The Hogarty Laboratory is a translational research lab focused on improving the understanding of what drives the aggressive behavior of the childhood cancer, neuroblastoma. The lab discovered mutations in ARID1A and ARID1B as neuroblastoma driver genes, and led the preclinical development of polyamine- depleting drugs that are now being tested in the clinic against MYC-dependent neuroblastomas.The lab also has a longstanding focus on Bcl2-family signaling in neuroblastoma and are among the few labs worldwide to optimize mitochondrial profiling to functionally define apoptotic dependencies. The Hogarty Lab posited that cancers are likely to have more restricted survival dependency heterogeneity, and that these dependencies can be exploited using Bcl2 family inhibitors. This provides an opportunity to apply precision medicine principles to targeting a tumor’s survival mechanisms.
- Profiling solid tumor survival dependencies: The Hogarty Lab pioneered functional mitochondrial profiling to define solid tumor survival dependencies. It was the first to adopt mitochondrial profiling to interrogate stress signaling in solid tumors. In collaboration with Anthony Letai, MD, PhD at Dana-Farber Cancer Institute, Boston, whose group developed this assay, the lab optimized the platform for solid tumors.

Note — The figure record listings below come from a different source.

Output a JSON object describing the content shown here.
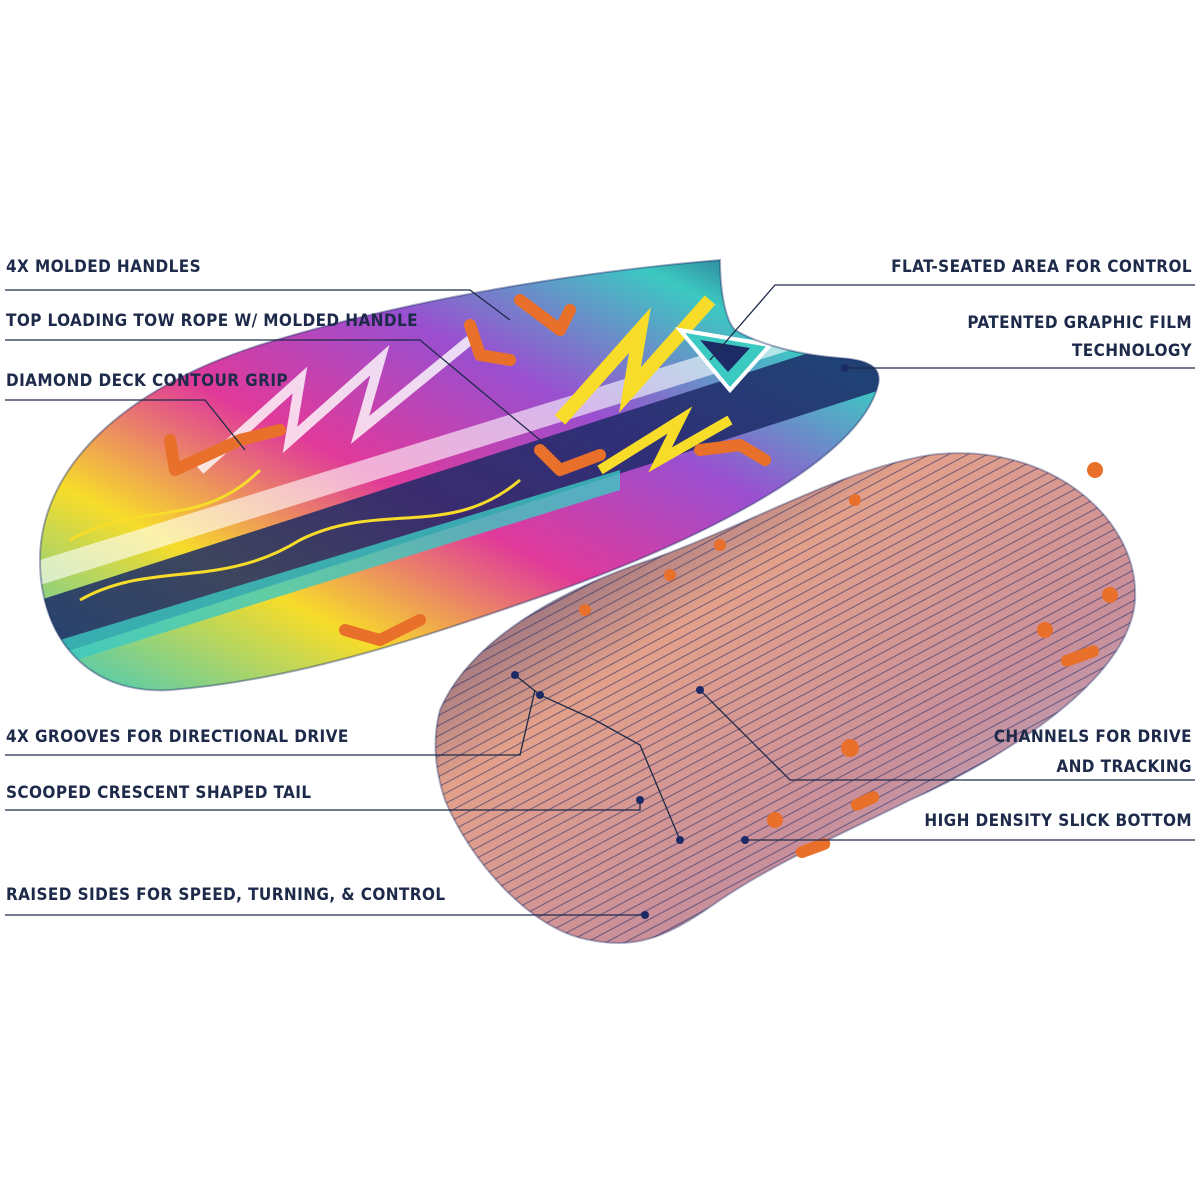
{
  "callouts_left": [
    {
      "id": "molded-handles",
      "text": "4X MOLDED HANDLES"
    },
    {
      "id": "tow-rope",
      "text": "TOP LOADING TOW ROPE W/ MOLDED HANDLE"
    },
    {
      "id": "diamond-deck",
      "text": "DIAMOND DECK CONTOUR GRIP"
    },
    {
      "id": "grooves",
      "text": "4X GROOVES FOR DIRECTIONAL DRIVE"
    },
    {
      "id": "crescent-tail",
      "text": "SCOOPED CRESCENT SHAPED TAIL"
    },
    {
      "id": "raised-sides",
      "text": "RAISED SIDES FOR SPEED, TURNING, & CONTROL"
    }
  ],
  "callouts_right": [
    {
      "id": "flat-seated",
      "lines": [
        "FLAT-SEATED AREA FOR CONTROL"
      ]
    },
    {
      "id": "graphic-film",
      "lines": [
        "PATENTED GRAPHIC FILM",
        "TECHNOLOGY"
      ]
    },
    {
      "id": "channels",
      "lines": [
        "CHANNELS FOR DRIVE",
        "AND TRACKING"
      ]
    },
    {
      "id": "slick-bottom",
      "lines": [
        "HIGH DENSITY SLICK BOTTOM"
      ]
    }
  ],
  "colors": {
    "ink": "#1d2a4a",
    "handle": "#e8702a",
    "navy": "#1c2a66",
    "magenta": "#e0399a",
    "teal": "#3cc9c2",
    "yellow": "#f7dc2a",
    "violet": "#9a4fd0",
    "bottom_pink": "#e3a08a",
    "bottom_blue": "#a9b9e6"
  },
  "icons": [
    "top-deck-sled",
    "bottom-deck-sled",
    "molded-handle",
    "leader-dot"
  ]
}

Mitochondrial profiling, along with protein-protein interaction assays, are being used to identify solid tumor dependencies that can then be exploited.
- Multidrug resistance in cancer: Using mitochondrial profiling approaches, the lab discovered that multidrug resistant neuroblastoma mitochondria resist transducing bona fide death stimuli due to reduced inter-organelle contacts between mitochondria and endoplasmic reticulum. This provides a new paradigm for understanding, and possibly restoring, cancer therapy resistance.
- The requirement for polyamines in MYC-dependent cancer progression: Neuroblastomas have activating mutations in MYC and the Hogarty Lab identified polyamine sufficiency as a MYC dependency and drug target. The lab team was inspired by the work of John Cleveland, PhD’s group studying MYC-driven lymphoma, and have subsequently discovered that the ODC1 oncogene is co-amplified with MYCN in 6 percent of all neuroblastomas, a biomarker of poor prognosis, and that the entire polyamine pathway is coordinately deregulated by MYC. Drugs like difluoromethylornithine (an ornithine decarboxylase inhibitor) can deplete polyamines, block tumor initiation, and potently cooperate with chemotherapy in complementary tumor models.